Nach ein paar hundert Metern im Schutz der Bäume hat man den ersten grandiosen Ausblick. Rechts unten liegt der Ammersee, ganz hinten, im Südwesten, mitten im Ammermoor blitzen die riesigen Satelliten-Antennen von Raisting in der Sonne. Und bei klarer Sicht könnte man glauben, vom Peißenberg zur Zugspitze sei es nur ein Katzensprung. Manche der Routen im Fünf-Seen-Land, mit seinen vielen Moränen, sind sogar für sportliche Biker interessant. Aber man braucht Glück oder einen Einheimischen, um diese versteckten Trails zu finden. Über einige Strecken zwischen der S-Bahn Tutzing und dem Golfplatz Deixlfurt haben jedenfalls schon Hardcore- Biker gestaunt. DieWaldschmidtschlucht zum Beispiel, bei Nässe oder womöglich Eis und Schnee: Wer da nicht absteigt, rauf wie runter, der is’ einer!
Nicht Abenteuer, sondern Arbeit ist angesagt
Aber am Wochenende ist nicht Abenteuer, sondern Arbeit angesagt. Mit dem Orff- Knopf im Ohr werde ich mein Timing überprüfen, auf Stichwort meinen Text repetieren und dabei ganz gemütlich die leichte Steigung bis zu den Bäumen nehmen. Später im Wald halte ich mich links, überquere die Olympiastraße, und dann rolle ich an den Deixlfurther Seen vorbei, halbrechts Richtung Ilkahöhe. Von dort aus hat man den konkurrenzlos schönsten Blick auf den Starnberger See. Man muss sich aber die Mühe machen, ganz oben zu fahren. Bevor es wieder bergab geht, kann man noch die Überreste des „Tempels“ ahnen, in dem wir als Abiturienten legendäre Grillabende veranstaltet haben.

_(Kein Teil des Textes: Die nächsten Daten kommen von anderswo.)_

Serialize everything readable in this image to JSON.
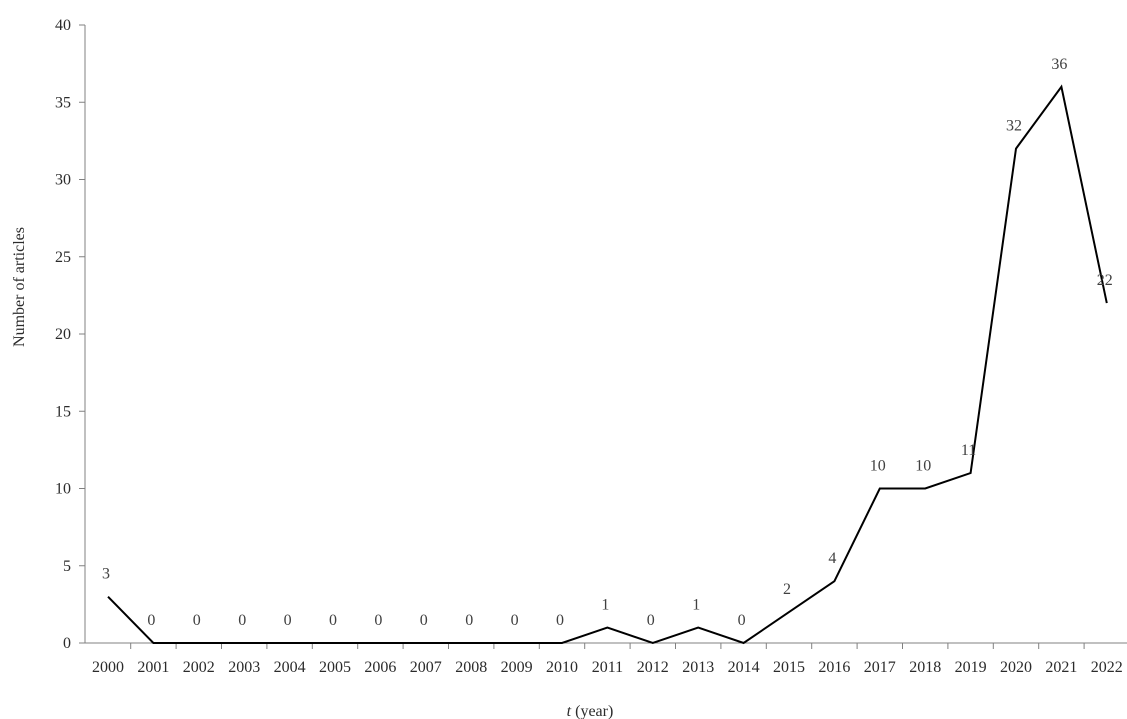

Keine Ahnung, lag es an der guten Musik oder dem speziellen Duft in der Luft, der so gar nichts mit Gegrilltem zu tun hatte, jedenfalls kamen zu den streng geheimen Partys immer auch jede Menge Überraschungsgäste – manchmal sogar in Uniform.

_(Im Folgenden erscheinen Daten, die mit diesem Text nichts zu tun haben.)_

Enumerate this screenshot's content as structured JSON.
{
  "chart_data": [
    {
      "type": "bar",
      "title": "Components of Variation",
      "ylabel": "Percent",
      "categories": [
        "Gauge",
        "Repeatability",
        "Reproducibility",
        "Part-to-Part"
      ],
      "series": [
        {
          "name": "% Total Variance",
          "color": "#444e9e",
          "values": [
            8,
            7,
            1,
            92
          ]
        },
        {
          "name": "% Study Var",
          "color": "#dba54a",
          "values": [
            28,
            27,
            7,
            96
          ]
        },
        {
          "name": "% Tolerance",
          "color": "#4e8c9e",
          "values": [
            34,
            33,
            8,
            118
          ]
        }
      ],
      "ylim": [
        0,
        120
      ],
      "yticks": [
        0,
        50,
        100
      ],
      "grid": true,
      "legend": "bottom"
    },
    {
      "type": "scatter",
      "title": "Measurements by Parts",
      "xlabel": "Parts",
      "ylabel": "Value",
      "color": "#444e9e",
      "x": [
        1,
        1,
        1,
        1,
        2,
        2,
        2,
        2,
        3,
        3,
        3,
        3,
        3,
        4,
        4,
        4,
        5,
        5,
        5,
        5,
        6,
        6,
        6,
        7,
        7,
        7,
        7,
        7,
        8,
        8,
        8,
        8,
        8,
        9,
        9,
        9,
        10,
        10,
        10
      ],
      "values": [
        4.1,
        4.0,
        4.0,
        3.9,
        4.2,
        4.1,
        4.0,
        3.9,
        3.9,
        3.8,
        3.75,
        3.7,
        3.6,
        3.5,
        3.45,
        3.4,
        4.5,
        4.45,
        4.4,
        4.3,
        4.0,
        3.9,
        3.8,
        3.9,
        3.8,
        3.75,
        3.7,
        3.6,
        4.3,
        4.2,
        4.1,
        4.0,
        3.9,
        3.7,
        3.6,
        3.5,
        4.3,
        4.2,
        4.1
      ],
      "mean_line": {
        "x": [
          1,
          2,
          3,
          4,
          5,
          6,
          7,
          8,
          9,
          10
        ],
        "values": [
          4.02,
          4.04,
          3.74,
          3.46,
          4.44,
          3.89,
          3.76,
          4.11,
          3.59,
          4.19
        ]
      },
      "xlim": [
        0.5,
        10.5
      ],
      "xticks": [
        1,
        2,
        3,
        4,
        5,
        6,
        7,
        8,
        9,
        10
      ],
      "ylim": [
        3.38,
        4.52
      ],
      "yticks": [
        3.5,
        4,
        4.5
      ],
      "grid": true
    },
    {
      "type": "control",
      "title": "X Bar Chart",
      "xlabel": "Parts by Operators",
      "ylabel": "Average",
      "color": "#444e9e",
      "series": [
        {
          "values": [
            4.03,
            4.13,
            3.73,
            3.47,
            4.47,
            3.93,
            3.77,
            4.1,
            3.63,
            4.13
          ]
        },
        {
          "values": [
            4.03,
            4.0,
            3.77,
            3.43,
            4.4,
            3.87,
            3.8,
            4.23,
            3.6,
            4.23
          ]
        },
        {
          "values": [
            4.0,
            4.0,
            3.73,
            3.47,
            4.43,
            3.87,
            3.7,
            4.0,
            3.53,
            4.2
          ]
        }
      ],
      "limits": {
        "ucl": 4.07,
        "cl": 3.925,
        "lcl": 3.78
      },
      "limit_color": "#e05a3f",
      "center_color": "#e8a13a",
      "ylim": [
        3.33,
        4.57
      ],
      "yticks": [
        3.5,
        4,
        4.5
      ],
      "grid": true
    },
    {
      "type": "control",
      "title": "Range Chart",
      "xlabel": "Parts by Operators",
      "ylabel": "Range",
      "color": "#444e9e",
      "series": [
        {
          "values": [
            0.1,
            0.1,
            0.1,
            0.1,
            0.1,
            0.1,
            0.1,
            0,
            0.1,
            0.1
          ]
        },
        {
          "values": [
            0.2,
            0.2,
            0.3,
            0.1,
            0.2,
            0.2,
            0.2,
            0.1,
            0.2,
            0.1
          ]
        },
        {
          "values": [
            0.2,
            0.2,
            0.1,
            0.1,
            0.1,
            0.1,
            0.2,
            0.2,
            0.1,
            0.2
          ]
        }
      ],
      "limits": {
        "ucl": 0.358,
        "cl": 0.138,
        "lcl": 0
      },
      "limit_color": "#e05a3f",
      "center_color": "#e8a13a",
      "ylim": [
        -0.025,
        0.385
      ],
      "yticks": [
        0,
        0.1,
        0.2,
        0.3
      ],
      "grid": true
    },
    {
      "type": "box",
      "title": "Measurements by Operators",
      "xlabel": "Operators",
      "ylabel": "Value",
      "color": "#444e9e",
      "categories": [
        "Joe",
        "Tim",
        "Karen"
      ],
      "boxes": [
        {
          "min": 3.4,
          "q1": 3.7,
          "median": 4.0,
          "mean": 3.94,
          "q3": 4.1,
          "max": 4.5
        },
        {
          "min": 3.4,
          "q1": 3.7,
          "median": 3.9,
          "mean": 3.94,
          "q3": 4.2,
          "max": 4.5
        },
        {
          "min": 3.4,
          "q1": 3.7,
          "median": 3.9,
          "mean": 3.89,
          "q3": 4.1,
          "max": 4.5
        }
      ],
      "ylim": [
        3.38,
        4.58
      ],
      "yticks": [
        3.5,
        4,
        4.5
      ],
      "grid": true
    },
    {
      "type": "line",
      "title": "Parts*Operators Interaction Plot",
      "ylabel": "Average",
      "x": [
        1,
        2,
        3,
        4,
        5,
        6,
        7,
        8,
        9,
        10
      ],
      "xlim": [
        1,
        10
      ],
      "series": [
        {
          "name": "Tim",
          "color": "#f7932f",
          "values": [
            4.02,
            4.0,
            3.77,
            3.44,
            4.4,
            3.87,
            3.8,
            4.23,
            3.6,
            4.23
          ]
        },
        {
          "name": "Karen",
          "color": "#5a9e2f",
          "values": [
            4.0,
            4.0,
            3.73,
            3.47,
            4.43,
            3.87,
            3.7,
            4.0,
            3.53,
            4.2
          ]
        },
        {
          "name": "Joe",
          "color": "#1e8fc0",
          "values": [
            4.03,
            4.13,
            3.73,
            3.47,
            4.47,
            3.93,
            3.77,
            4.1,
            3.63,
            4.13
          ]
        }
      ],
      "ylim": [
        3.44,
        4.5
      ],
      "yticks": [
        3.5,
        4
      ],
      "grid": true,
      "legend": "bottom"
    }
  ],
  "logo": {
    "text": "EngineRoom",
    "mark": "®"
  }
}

Unten im Forsthaus gibt es ein Glas Apfelsaft. Das muss sein, das war schon so, als ich noch an der Hand meines Vaters hier hoch getippelt bin. Bevor ich mich auf den Rückweg mache, werd’ ich auf dem winzigen Friedhof zwischen Gast- und Gutshof mal wieder nach meiner Schulfreundin Micheline sehen, die da viel zu lange schon daheim ist. Heute fällt die pfundige Brotzeit im Gasthaus in Machtlfing aus, weil ich mich mit meinen Gegenspielern in „Astutuli“,Wacky und Türkensocke Hans, an meinem Lieblingsplatzerl auf ein kühles Weizen verabredet habe. Wer noch nie in der Morgensonne auf der Ostterrasse im Kloster Andechs seine Weißwürscht gegessen hat, der kennt Andechs nicht. Naja, ich meine, der muss sich halt beim Joseph melden. Der kümmert sich auf dem Heiligen Berg nicht nur um die Organisation rund um das leibliche Wohl der Gäste, der versucht wirklich jedem jeden Wunsch zu erfüllen (Anschtändig frag’n muaß ma hoid). Meine Klause im Kloster wird am Samstag nicht auf mich warten müssen.

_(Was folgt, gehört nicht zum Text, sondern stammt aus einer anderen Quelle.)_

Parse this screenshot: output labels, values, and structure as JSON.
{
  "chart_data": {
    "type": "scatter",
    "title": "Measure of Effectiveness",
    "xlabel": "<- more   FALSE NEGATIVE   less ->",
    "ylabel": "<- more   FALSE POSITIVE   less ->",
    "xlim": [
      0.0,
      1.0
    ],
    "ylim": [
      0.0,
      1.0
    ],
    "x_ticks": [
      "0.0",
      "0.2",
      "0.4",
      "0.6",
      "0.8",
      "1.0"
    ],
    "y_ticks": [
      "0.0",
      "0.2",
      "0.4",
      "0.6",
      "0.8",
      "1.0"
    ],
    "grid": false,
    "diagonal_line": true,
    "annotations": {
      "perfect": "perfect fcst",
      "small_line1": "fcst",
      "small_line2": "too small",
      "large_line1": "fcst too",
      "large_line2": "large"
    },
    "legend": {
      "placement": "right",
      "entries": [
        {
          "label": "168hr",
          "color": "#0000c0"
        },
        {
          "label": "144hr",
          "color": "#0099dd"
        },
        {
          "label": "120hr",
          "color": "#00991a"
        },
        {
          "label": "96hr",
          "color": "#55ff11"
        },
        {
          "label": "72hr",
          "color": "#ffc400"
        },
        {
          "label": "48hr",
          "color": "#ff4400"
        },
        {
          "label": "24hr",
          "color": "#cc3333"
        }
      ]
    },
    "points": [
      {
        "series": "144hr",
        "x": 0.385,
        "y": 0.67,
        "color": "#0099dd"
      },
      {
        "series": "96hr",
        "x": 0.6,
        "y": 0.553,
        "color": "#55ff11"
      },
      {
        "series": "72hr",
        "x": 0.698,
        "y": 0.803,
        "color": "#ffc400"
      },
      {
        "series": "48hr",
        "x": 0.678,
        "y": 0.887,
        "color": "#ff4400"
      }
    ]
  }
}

Erstens werd’ ich froh sein, nach gut drei Stunden auf dem Rad, die Beine hochlegen zu können, und zweitens ist meine Kostümprobe am Sonntagmorgen arg früh angesetzt. Dafür lockt etwas später – so gegen schaugnmermal – genau, vielleicht sieht man sich auf der Ostterrasse – wenn’s Wetter passt.